Yeah, this is about to be an emo post.
I think the main reason why I don’t believe anyone is because in my younger years, I used to lie to women a lot… about everything. That whole thing about suspecting people to do the things you would do in a similar situation is actually the truth. If your girlfriend said she was going out, Why isn’t she responding to text messages? Doesn’t she keep her phone right next to her? In my past, I was that guy who thought I was being cheated on. Because I know that at one point in my life, when I was with one chick I would just ignore my cell phone. Like straight up ignore it.
I think the other reason why I don’t trust women is because a lot of messed up shit has happened to me since I started dealing with women. First, I lost my virginity to a little freak who has two kids now and works at Footaction in PG Plaza. I didn’t even want to do it, but she said everyone else was doing it and we had to. Later on after I stopped talking to her, she would be having sex with one of my best friends. Then, the next girl I was with had a threesome with some older dude that lives in my neighborhood. I understand that most of these hypersexual activities were the result of people under the age of 16 having sex, but… le sigh.
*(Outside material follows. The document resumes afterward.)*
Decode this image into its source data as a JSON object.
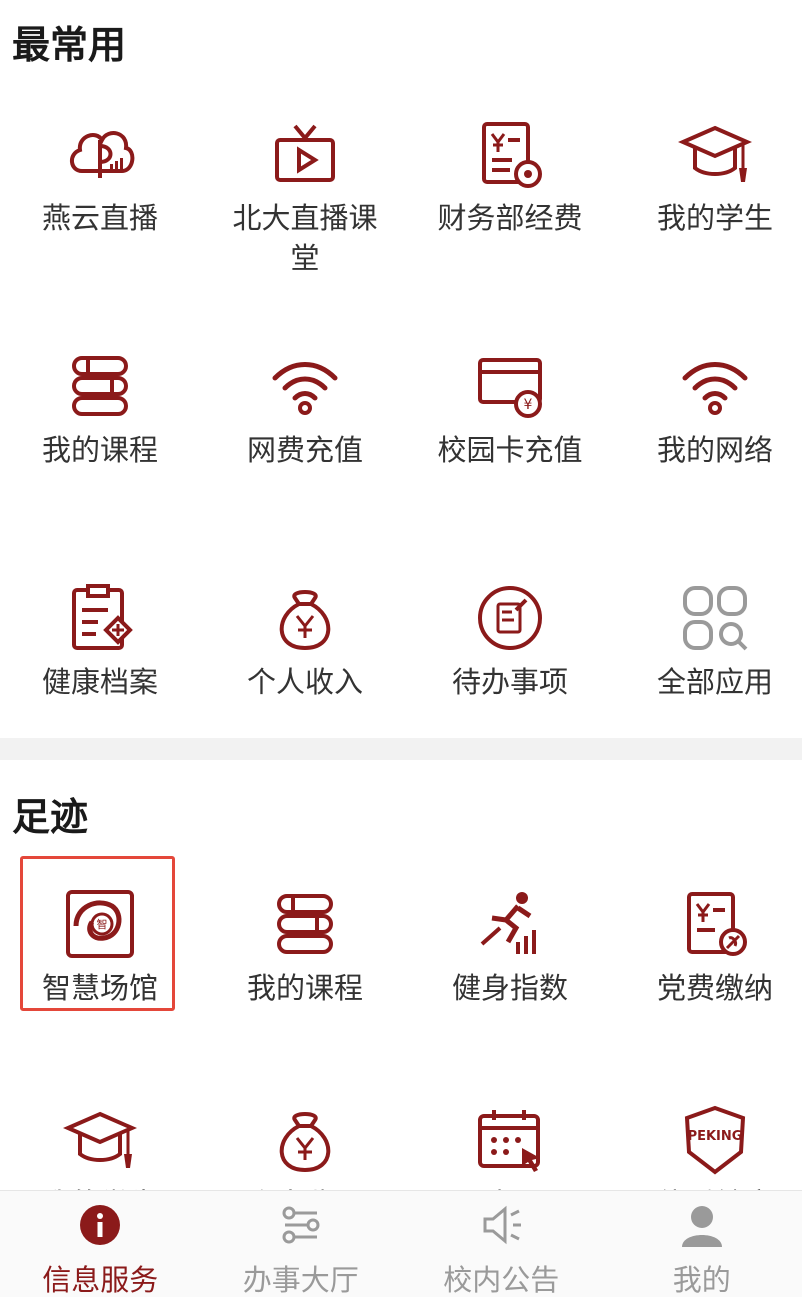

College didn’t help, I was trying to build some shit with who I thought was going to be the girl of my dreams until she wrote me a letter and broke up with me, to be with some dude who ended up playing her. This is when I started to believe that not only was she not to be trusted, but she wasn’t that smart either, and it bothered me that she wasn’t that smart because I was attracted to her.
And let me tell you, it doesn’t get any better from there.
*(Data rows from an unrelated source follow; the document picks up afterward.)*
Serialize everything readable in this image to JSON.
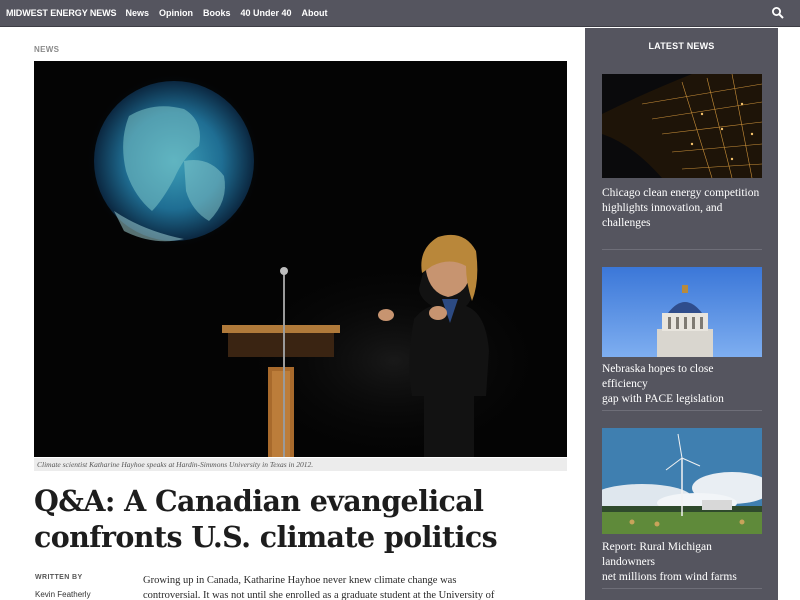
{
  "nav": {
    "brand": "MIDWEST ENERGY NEWS",
    "links": [
      "News",
      "Opinion",
      "Books",
      "40 Under 40",
      "About"
    ],
    "search_icon": "search-icon"
  },
  "article": {
    "section": "NEWS",
    "caption": "Climate scientist Katharine Hayhoe speaks at Hardin-Simmons University in Texas in 2012.",
    "headline_line1": "Q&A: A Canadian evangelical",
    "headline_line2": "confronts U.S. climate politics",
    "written_by_label": "WRITTEN BY",
    "author": "Kevin Featherly",
    "body_line1": "Growing up in Canada, Katharine Hayhoe never knew climate change was",
    "body_line2": "controversial. It was not until she enrolled as a graduate student at the University of"
  },
  "sidebar": {
    "title": "LATEST NEWS",
    "items": [
      {
        "line1": "Chicago clean energy competition",
        "line2": "highlights innovation, and",
        "line3": "challenges"
      },
      {
        "line1": "Nebraska hopes to close efficiency",
        "line2": "gap with PACE legislation",
        "line3": ""
      },
      {
        "line1": "Report: Rural Michigan landowners",
        "line2": "net millions from wind farms",
        "line3": ""
      }
    ]
  },
  "colors": {
    "nav_bg": "#55555f",
    "rail_bg": "#55555f",
    "headline": "#1d1d1d"
  }
}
Raise your hand if you’ve ever been trying to talk to a girl and shoot the straight one only to find out you’re like her #2 option. The messed up part about it is, your #1 option treats you like a #2, and your #2 option, probably feels the same way about you. Raise your hand if you’ve ever been deaded and the next dude your shorty was talking to was a complete dirtbag. Makes you wonder why she would rather that than you. Raise your hand if you’ve ever been flat out lied to, like right to your face. The messed up part is that often times when you know you’re being lied to, you can’t even tell the person how you know because you did some psycho shit. Raise your hand if you’ve ever decided to give it one more chance and that person let you down, just like all the rest of the ones before did.
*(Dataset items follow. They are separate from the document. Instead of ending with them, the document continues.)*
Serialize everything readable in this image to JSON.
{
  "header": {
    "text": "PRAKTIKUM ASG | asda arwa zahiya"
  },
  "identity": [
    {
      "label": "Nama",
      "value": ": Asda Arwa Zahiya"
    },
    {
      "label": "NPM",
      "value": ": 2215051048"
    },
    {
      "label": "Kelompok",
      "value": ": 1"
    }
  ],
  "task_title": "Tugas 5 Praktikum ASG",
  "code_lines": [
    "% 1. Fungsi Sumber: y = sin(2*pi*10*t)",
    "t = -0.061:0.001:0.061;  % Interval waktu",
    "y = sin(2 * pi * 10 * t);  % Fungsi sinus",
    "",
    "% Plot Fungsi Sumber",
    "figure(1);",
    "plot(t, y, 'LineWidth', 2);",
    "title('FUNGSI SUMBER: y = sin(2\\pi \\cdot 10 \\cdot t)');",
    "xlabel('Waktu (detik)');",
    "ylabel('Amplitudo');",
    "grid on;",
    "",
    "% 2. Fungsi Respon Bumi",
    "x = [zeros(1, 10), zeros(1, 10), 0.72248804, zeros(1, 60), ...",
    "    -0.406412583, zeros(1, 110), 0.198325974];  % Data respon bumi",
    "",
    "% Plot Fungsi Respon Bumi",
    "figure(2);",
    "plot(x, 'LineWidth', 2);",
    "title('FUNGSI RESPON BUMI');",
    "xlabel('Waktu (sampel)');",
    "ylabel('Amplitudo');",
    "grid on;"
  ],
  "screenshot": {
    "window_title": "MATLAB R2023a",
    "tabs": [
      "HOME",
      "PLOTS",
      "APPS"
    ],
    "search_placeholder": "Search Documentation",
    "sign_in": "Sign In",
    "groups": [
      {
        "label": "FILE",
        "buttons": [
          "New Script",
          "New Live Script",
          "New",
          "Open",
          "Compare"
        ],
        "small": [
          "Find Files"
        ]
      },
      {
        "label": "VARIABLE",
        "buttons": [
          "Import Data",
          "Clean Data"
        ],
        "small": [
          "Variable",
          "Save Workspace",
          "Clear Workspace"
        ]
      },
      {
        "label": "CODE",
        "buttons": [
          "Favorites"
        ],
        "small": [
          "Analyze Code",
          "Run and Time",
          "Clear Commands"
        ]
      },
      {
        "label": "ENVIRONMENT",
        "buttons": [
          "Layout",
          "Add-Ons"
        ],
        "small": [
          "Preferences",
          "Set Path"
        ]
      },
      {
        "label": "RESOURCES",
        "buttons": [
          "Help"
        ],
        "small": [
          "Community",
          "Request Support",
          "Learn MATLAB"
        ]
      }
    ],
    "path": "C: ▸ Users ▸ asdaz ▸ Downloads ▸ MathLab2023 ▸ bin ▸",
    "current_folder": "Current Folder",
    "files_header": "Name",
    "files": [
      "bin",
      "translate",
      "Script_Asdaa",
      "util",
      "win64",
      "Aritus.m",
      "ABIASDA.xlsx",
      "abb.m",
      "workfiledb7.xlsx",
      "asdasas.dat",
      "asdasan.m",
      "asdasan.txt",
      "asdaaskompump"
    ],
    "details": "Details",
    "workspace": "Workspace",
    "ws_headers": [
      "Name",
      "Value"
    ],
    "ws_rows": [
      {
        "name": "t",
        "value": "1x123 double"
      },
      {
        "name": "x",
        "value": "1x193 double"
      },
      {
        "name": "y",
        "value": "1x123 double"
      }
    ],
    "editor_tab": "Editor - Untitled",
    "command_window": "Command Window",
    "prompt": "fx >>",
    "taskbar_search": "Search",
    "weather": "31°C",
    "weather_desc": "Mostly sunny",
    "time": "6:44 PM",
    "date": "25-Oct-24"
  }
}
My hand has been raised this entire post.
So yeah, I just don’t trust women, because I haven’t interacted with too many women, romantically, that I can trust. I think that people do what’s best for them, when it’s best for them. I think that if someone thinks they can get away with something, they just do whatever they want to do. That’s how life is, I’ve came to grips with it. I’ve tried all the remedies and suggestions and none of that shit ever worked for me. Trust is given, or trust is earned, I think those are both bullshit. My strategy works best, I don’t trust you as far as I can see you. I’ve had several conversations with women up until this point in my life where they ask me if I trust them, and I say, I don’t need to trust you. At the end of the night, if I’m not in bed with you, you could be anywhere in the world, doing whatever. People have told me that they were going to sleep and come to find out they were in their car, so I have been led to believe that more times than not, I shouldn’t have been trusting the person. So I don’t trust them.
I’m working on my shit though. I’m getting better. It’s a work in progress. I force myself to trust now, and hope that it becomes habit later. Can’t say that I can actually feel it working, but I think that I’m not likely to do anything psycho, and I’m not liable to blow up anytime soon.. That’s progress right? Closer today than I was yesterday. (This is actually a motivational quote I learned. Try it out sometime.)